In a similar manner, if a node from the validators subset failed to submit its stamp on time, it gets penalized with a portion of its collateral and eventually booted off the network.
Well behaved nodes get rewarded for following the protocol correctly, faulty or malicious nodes are detected, penalized and eventually booted out.
To understand whether the described PoDP and PoR schemes satisfy the requirements of being robust, lets first outline what those are:
- Establish possession of data over time
- Establish possession of data at the current time
- Detect faulty or malicious nodes that are withholding data
- Circumvent the "fishermans" dilemma
Now, does our proposed scheme satisfy this requirements?
- We can reliably say that a node has been in possession of data over time by issuing a cryptographically linked chain of proofs - this satisfies 1.
- We can reliably tell whether a node is currently in possession of a data set by interactively probing for randomly selected chunks from the original data set and matching them agains the current digest - this satisfies 2.
- We introduced uncertainty through anonymity and randomness into the interactive verification process, which allows us to satisfy 3 and 4.

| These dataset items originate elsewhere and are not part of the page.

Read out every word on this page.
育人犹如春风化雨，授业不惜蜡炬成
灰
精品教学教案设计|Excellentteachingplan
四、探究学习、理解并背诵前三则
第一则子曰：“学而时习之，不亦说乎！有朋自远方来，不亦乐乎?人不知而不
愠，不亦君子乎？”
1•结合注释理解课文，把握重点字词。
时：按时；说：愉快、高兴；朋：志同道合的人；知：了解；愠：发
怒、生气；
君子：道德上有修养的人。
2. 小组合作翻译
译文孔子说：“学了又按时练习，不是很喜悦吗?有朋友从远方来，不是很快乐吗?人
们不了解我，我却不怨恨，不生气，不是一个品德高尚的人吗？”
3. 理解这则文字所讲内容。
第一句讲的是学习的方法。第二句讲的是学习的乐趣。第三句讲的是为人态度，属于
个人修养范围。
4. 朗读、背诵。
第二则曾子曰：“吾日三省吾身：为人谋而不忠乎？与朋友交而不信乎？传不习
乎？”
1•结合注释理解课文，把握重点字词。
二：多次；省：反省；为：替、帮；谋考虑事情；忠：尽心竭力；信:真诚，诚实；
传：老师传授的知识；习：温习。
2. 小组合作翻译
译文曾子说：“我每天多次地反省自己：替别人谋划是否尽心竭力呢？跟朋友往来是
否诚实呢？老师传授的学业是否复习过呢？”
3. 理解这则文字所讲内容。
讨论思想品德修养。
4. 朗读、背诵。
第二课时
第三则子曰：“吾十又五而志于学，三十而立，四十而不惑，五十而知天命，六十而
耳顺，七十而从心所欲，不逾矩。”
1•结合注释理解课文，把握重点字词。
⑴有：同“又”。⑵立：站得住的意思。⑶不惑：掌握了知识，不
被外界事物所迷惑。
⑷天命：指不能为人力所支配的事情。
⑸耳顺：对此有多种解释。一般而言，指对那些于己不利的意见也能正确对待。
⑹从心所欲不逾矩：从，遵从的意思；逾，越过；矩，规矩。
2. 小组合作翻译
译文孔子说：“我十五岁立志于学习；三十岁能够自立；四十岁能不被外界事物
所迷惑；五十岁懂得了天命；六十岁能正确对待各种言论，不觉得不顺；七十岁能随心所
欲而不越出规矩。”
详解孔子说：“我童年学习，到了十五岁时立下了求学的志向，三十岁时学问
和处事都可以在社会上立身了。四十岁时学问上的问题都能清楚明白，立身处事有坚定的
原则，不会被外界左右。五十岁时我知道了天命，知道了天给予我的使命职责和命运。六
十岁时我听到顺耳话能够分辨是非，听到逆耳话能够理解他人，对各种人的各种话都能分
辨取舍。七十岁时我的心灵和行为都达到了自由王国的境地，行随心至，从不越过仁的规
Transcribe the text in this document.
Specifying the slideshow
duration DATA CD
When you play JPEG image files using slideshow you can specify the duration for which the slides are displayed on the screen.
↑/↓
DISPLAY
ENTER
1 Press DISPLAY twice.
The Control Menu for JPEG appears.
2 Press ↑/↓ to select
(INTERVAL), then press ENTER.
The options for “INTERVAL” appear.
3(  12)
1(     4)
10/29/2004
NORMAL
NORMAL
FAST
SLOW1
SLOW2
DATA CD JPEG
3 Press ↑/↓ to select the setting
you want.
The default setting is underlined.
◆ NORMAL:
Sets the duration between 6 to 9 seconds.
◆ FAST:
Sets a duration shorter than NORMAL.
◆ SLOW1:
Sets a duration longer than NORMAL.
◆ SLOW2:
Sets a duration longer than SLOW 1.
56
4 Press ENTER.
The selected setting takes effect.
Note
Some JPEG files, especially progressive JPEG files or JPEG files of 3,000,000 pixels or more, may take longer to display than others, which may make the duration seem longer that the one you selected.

- Only dedicated nodes need to monitor the network, which makes observability tractable
- Since nodes don't know when they are observed, rational nodes can only assume that they are always observed, thus preventing data withholding and encouraging availability
Furthermore, assuming that the broadcasted proofs are smaller than the original data set, we keep the bandwidth requirements low. We can further improve on it by reducing the probing frequency. Since faults can still be reliably traced back to their origin, nodes can be retroactively punished, which further reduces the possibility of gaming the protocol.